Должно быть, это его жена, думала я, позировала в костюме, в портрете было что-то интимное. Мне почему-то не понравилось подобное знакомство с ней, тем более что я уже представляла ее скучной и работящей, занятой своей малышкой и будничной работой. Я испытала смутную досаду, увидев ее такой живой и милой Роберту. Она была молода, но не слишком молода, чтобы быть его женой, и так полна скрытого сдержанного движения, что чувствовалось: сейчас она улыбнется — но только, если узнает вас. Ощущение было жутковатое.

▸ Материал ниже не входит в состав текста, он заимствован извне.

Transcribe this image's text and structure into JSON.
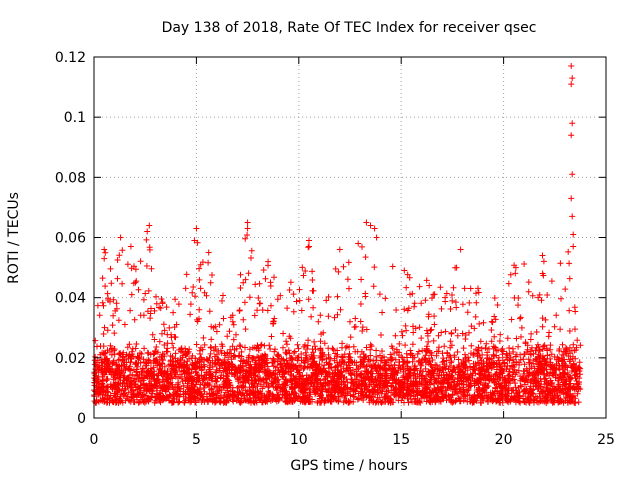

Еще в этой работе удивлял фон. Дама сидела на черной софе с высокой спинкой, немного откинувшись назад, а на стене за ее спиной, чуть выше, висело зеркало. Зеркало было написано так искусно, что я готова была увидеть в нем собственное отражение. Но вместо себя я увидела вдалеке Роберта Оливера за мольбертом: он написал себя пишущим ее портрет в мятых современных одежках, а в центре зеркала отражались ее тщательно уложенные волосы и тонкая шея. Его лицо было серьезным и озабоченным, он смотрел на нее — она не только жена, но и натурщица.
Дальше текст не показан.